Understanding Pathogenesis and Care Challenges of Immune Reconstitution Inflammatory Syndrome in Fungal Infections

Abstract

Immune deficiency of diverse etiology, including human immunodeficiency virus (HIV), antineoplastic agents, immunosuppressive agents used in solid organ recipients, immunomodulatory therapy, and other biologics, all promote invasive fungal infections. Subsequent voluntary or unintended immune recovery may induce an exaggerated inflammatory response defining immune reconstitution inflammatory syndrome (IRIS), which causes significant mortality and morbidity. Fungal-associated IRIS raises several diagnostic and management issues. Mostly studied with Cryptococcus, it has also been described with other major fungi implicated in human invasive fungal infections, such as Pneumocystis, Aspergillus, Candida, and Histoplasma. Furthermore, the understanding of IRIS pathogenesis remains in its infancy. This review summarizes current knowledge regarding the clinical characteristics of IRIS depending on fungal species and existing strategies to predict, prevent, and treat IRIS in this patient population, and tries to propose a common immunological background to fungal IRIS.
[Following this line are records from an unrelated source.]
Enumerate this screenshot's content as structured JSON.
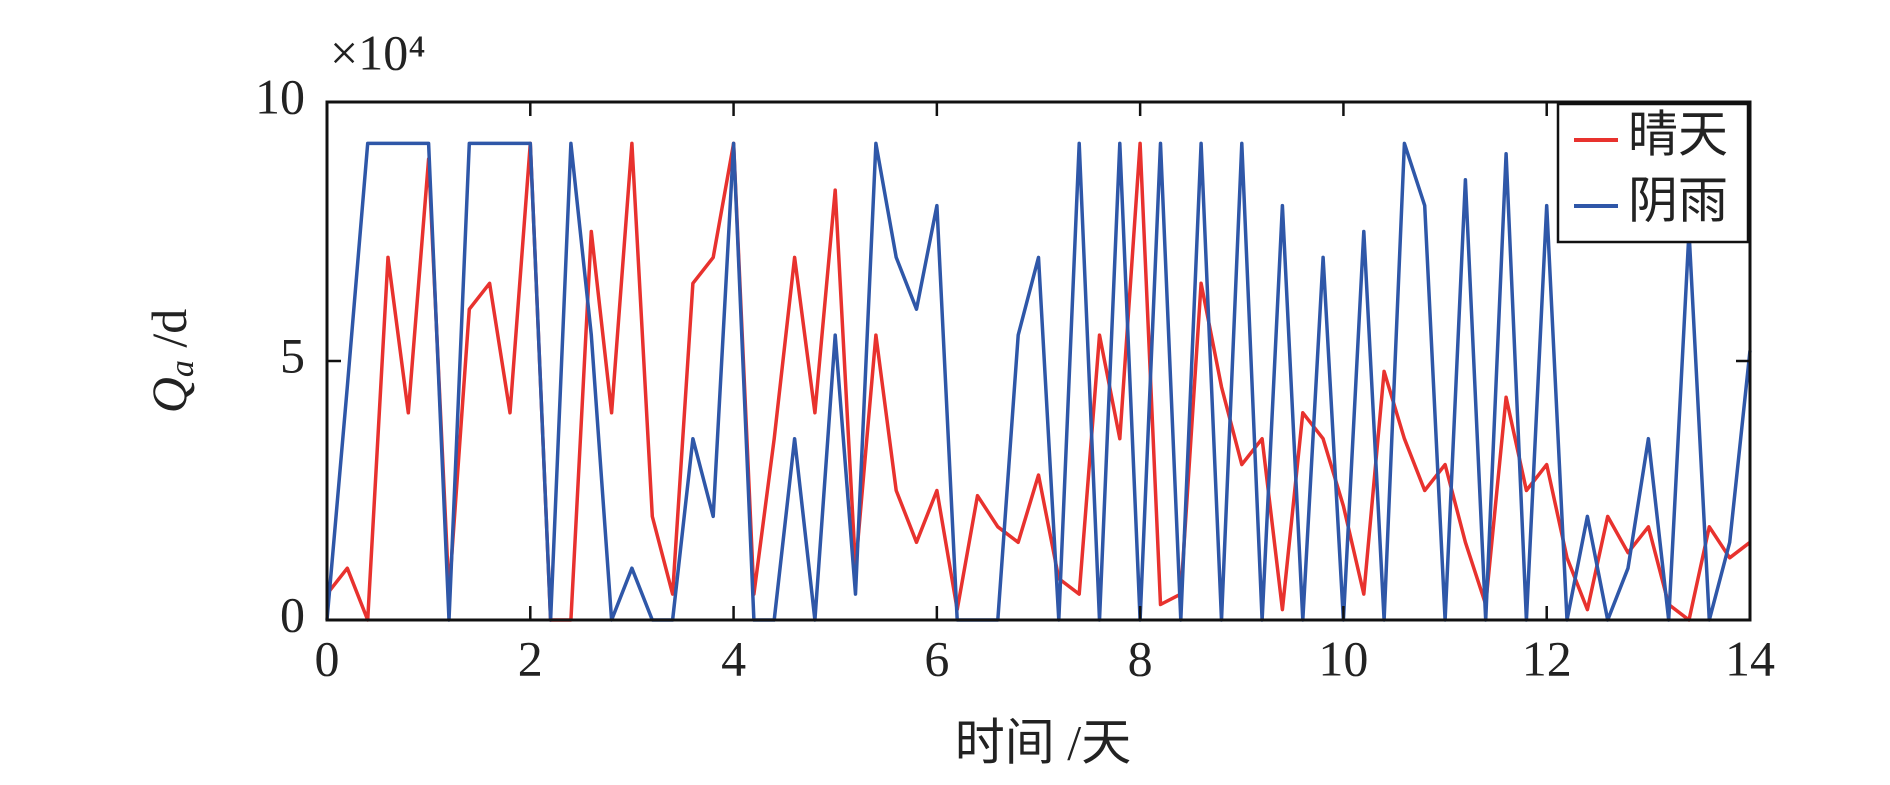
{
  "chart_data": {
    "type": "line",
    "y_multiplier": "×10⁴",
    "ylabel": {
      "symbol": "Q",
      "subscript": "a",
      "unit": " /d"
    },
    "xlabel": "时间 /天",
    "xlim": [
      0,
      14
    ],
    "xticks": [
      0,
      2,
      4,
      6,
      8,
      10,
      12,
      14
    ],
    "ylim": [
      0,
      10
    ],
    "yticks": [
      0,
      5,
      10
    ],
    "legend": "upper right",
    "x": [
      0,
      0.2,
      0.4,
      0.6,
      0.8,
      1.0,
      1.2,
      1.4,
      1.6,
      1.8,
      2.0,
      2.2,
      2.4,
      2.6,
      2.8,
      3.0,
      3.2,
      3.4,
      3.6,
      3.8,
      4.0,
      4.2,
      4.4,
      4.6,
      4.8,
      5.0,
      5.2,
      5.4,
      5.6,
      5.8,
      6.0,
      6.2,
      6.4,
      6.6,
      6.8,
      7.0,
      7.2,
      7.4,
      7.6,
      7.8,
      8.0,
      8.2,
      8.4,
      8.6,
      8.8,
      9.0,
      9.2,
      9.4,
      9.6,
      9.8,
      10.0,
      10.2,
      10.4,
      10.6,
      10.8,
      11.0,
      11.2,
      11.4,
      11.6,
      11.8,
      12.0,
      12.2,
      12.4,
      12.6,
      12.8,
      13.0,
      13.2,
      13.4,
      13.6,
      13.8,
      14.0
    ],
    "series": [
      {
        "name": "晴天",
        "color": "#e8322e",
        "values": [
          0.5,
          1.0,
          0,
          7.0,
          4.0,
          8.9,
          0.5,
          6.0,
          6.5,
          4.0,
          9.2,
          0,
          0,
          7.5,
          4.0,
          9.2,
          2.0,
          0.5,
          6.5,
          7.0,
          9.2,
          0.5,
          3.5,
          7.0,
          4.0,
          8.3,
          1.0,
          5.5,
          2.5,
          1.5,
          2.5,
          0.2,
          2.4,
          1.8,
          1.5,
          2.8,
          0.8,
          0.5,
          5.5,
          3.5,
          9.2,
          0.3,
          0.5,
          6.5,
          4.5,
          3.0,
          3.5,
          0.2,
          4.0,
          3.5,
          2.2,
          0.5,
          4.8,
          3.5,
          2.5,
          3.0,
          1.5,
          0.3,
          4.3,
          2.5,
          3.0,
          1.2,
          0.2,
          2.0,
          1.3,
          1.8,
          0.3,
          0,
          1.8,
          1.2,
          1.5
        ]
      },
      {
        "name": "阴雨",
        "color": "#2f57a8",
        "values": [
          0,
          4.5,
          9.2,
          9.2,
          9.2,
          9.2,
          0,
          9.2,
          9.2,
          9.2,
          9.2,
          0,
          9.2,
          5.5,
          0,
          1.0,
          0,
          0,
          3.5,
          2.0,
          9.2,
          0,
          0,
          3.5,
          0,
          5.5,
          0.5,
          9.2,
          7.0,
          6.0,
          8.0,
          0,
          0,
          0,
          5.5,
          7.0,
          0,
          9.2,
          0,
          9.2,
          0,
          9.2,
          0,
          9.2,
          0,
          9.2,
          0,
          8.0,
          0,
          7.0,
          0,
          7.5,
          0,
          9.2,
          8.0,
          0,
          8.5,
          0,
          9.0,
          0,
          8.0,
          0,
          2.0,
          0,
          1.0,
          3.5,
          0,
          7.5,
          0,
          1.5,
          5.2
        ]
      }
    ]
  }
}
Keywords: fungal immunity; immune reconstitution inflammatory syndrome; invasive fungal infections; mycoses.

Figure 1

Proposed immune pathophysiology of IRIS. Precursor T helper cells (Th0) differentiate into Th1, Th17, or Th2 cells or Tregs according to cytokines produced in the surrounding milieu through induction of specific transcription factor expression: FOXP3/STAT-5, GATA-3/STAT-6, T-bet/STAT-4, and ROR-γt/STAT-3 for Treg, Th2, Th1, and Th17, respectively [60,61]. Th1 and Th17 cells are pro-inflammatory cells and produce IFN-γ driving macrophage differentiation into M1 macrophages and their activation. M1 macrophages promote granuloma formation and subsequently produce more IFNγ, thus creating an amplification loop leading to an inflammation burst [62]. HIV drives depletion of all Th cell subsets and favors an anti-inflammatory response in remaining cells through a change in cytokine balance [63,64]. Pregnancy hormones inhibit differentiation of naive Th0 cells into Th1 cells, thus promoting a Th2 environment [65]. Biologic agents, such as infliximab, inhibit the pro-inflammatory cytokine TNFα [66]. Immunosuppressive therapeutics inhibit Th1/Th17 response and allow graft acceptance in solid organ transplant [3]. Neutropenia resulting from chemotherapy or conditioning for hematopoeitic stem cell therapy leads to a decrease in IFNγ production through cytokinic interaction with T-cell production; however, data are lacking [67]. Many feedback loops exist between these different players depending on cytokine production. Sudden dysregulation at any level may create an exaggerated inflammatory response with an IFN-γ-unregulated increase leading to IRIS. FOXP3, fox head box P3; IFN, interferon; IL, interleukin; PMN, polymorphonuclear; TGF, transforming growth factor; ROR, retinoid orphan receptor; STAT, signal transducer and activation of transcription; HSCT, Hematopoietic Stem Cell Therapy.